Film Review: Jack the Giant Slayer

Giant problems. Even CGI magic can’t stop a bad script from blighting this beanstalk

Mar 1, 2013 at 2:34 pm
click to enlarge “All right, troops. Let’s get ready for another bloodless battle against the computer-generated imagery!”
“All right, troops. Let’s get ready for another bloodless battle against the computer-generated imagery!”

Jack the Giant SlayerC

 

It’s clear from the unconvincing trailers that New Line’s marketing wing is as stymied as I am about what audience Jack the Giant Slayer was made for. Too simple-minded and bloodless for older, action-hungry audiences and too belligerent for young children, this mediocre fantasy adventure seems aimed at a rather narrow demographic — namely boys between the ages of 9 and 13. But at a price tag of $190 million, it’s hard to imagine how this passionless addition to the live-action fairy tale trend will recoup its investment. Then again, given the movie’s dumb-as-dirt plotting, action figure characters, and seen-it-before 3-D images, it seems tailor-made for an undiscriminating international audience.

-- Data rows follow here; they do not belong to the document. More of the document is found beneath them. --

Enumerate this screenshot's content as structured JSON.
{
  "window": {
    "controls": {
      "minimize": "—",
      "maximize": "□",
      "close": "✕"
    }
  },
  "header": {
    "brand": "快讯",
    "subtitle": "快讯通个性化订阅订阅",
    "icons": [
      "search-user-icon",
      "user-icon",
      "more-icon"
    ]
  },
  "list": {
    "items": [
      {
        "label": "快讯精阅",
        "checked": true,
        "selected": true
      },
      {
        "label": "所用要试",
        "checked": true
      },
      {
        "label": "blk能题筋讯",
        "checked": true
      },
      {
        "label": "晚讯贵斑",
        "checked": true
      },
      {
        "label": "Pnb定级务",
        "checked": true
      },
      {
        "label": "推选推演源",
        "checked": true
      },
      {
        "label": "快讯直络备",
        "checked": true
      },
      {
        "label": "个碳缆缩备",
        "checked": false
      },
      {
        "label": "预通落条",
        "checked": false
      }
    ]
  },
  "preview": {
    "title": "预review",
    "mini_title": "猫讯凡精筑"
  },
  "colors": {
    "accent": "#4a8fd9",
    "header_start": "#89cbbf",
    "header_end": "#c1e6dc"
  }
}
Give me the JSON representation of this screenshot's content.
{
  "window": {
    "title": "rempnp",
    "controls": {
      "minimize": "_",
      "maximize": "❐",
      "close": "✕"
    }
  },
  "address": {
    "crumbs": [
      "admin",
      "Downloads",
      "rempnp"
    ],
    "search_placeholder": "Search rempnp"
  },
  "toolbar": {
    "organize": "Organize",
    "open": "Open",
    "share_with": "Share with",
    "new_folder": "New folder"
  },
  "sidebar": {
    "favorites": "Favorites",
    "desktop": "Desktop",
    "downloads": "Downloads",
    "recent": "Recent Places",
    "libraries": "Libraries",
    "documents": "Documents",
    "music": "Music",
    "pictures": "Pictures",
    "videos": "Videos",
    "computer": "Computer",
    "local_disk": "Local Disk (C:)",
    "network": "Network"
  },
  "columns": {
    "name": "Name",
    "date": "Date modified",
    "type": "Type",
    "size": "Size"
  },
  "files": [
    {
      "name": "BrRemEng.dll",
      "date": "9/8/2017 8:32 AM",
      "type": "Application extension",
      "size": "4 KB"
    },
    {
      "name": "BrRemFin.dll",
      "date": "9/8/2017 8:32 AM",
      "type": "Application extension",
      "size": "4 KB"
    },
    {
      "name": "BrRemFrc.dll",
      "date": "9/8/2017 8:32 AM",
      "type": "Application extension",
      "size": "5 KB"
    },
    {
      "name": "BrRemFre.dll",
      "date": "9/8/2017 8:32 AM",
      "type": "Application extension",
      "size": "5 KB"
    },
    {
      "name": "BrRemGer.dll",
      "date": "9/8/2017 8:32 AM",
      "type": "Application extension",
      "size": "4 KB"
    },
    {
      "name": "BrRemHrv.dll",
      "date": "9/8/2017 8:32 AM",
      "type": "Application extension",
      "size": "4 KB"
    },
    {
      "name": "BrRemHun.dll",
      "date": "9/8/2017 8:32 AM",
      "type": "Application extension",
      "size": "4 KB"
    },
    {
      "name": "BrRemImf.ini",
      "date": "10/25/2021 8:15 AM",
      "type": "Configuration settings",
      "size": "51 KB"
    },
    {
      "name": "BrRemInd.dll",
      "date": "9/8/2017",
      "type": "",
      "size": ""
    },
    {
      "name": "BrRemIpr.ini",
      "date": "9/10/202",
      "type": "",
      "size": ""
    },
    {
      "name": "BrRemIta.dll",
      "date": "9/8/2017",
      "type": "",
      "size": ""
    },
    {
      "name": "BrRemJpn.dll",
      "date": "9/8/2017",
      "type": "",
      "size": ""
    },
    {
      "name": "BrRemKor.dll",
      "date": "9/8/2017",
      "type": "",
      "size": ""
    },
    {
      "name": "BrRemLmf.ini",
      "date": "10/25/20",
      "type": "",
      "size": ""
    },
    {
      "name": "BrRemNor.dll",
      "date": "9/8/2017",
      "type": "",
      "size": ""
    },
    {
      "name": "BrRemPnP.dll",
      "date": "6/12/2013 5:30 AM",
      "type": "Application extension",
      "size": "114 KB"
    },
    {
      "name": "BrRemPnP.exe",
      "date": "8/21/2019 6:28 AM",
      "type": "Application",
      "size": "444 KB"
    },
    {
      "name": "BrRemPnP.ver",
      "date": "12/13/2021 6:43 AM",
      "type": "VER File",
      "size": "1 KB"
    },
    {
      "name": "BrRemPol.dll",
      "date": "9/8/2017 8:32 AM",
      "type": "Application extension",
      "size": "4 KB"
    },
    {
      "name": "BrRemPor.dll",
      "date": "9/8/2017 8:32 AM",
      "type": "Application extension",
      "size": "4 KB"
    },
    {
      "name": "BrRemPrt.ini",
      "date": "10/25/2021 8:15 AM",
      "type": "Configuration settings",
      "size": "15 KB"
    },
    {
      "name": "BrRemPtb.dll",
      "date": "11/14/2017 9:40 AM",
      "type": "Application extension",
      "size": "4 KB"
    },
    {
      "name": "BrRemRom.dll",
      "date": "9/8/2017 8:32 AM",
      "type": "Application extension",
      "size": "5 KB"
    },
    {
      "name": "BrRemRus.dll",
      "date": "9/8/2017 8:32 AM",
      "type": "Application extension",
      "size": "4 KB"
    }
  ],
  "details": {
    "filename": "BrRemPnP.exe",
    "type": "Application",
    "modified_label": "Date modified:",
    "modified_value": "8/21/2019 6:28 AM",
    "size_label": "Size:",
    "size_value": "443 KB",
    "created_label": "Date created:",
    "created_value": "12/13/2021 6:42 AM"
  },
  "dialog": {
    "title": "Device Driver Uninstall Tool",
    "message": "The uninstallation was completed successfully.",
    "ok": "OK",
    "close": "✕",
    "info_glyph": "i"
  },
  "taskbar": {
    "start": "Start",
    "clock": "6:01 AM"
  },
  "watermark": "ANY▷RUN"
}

Welcome to the Kingdom of Cloister, where the King (Ian McShane) is noble but clueless, his closest adviser (Stanley Tucci) is a scheming bastard, and his only daughter, Princess Isabelle (Eleanor Tomlinson), is one of those restless, independent types that likes to sneak out of the castle to witness how the other 99 percent live. Enter Jack (Nicholas Hoult), an amiable farm boy who trades his horse to a desperate monk for a bag of beans. See, the wicked Stanley Tucci stole the beans along with a magical crown that controls giants in order to … do you see where this is going? Suffice it to say, Jack spills the beans moments before Isabelle unexpectedly shows up at his house, and the Princess ends up trapped in Gantua, the land of the mythical giants. The King commands his best knight Elmont (Ewan McGregor) and “trusty” adviser to lead a team up the beanstalk to rescue his daughter … which, of course, includes Jack. Why? Because that’s what the script demands.

More a craftsman than an artist, director Bryan Singer (X-Men, Mr. and Mrs. Jones) seems to be emulating the Sinbad movies of the late ’60s and early ’70s in tone, rather than delivering yet another hipster update of fairy tale legends. It’s a refreshingly old-fashioned and unpretentious approach, but the storytelling is so relentlessly derivative that he has a hard time bringing anything new to the game. Even the special effects, which are hit or miss, lack invention or personality. Aside for the beanstalk itself, nothing really impresses, and the battle scenes are mostly just noisy set pieces that lack personal stakes. You’ve seen one CG castle siege, you’ve seen them all.

What little originality there is comes from character nuances. As the hero, Jack is pleasantly devoid of bravura or bloodlust, content to let others lead the charge but always engaged. McGregor is both dashing and surprisingly big-hearted as the valiant knight. Even the giants, led by the two-headed Fallon (Bill Nighy), are given a modicum of agency and culture. But none of these things can overcome a bland movie that has only two speeds — sluggishly paced setup and move-it-along plot complications. Perhaps its greatest flaw — spoiler alert — is that it offs its main villain too early, leaving the giants with little more than an attack-and-eat-the-tasty-humans agenda. Surely, the film’s three screenwriters could have come up with something more ambitious than that.

Equally problematic is the relationship between Jack and the Princess. Hoult is a likable talent who manages to keep his character’s gee-shucks awkwardness engaging, but he simply has no chemistry with Tomlinson. A good part of that is the script’s fault — the actors barely pass two dozen lines between them.

In the end, Jack the Giant Slayer is a case of commerce trumping creativity, a movie made solely to land a healthy weekend box office then move on to the global market for a return on its investment. As a business strategy, it makes sense. As an instance if cinema, it’s a bit depressing.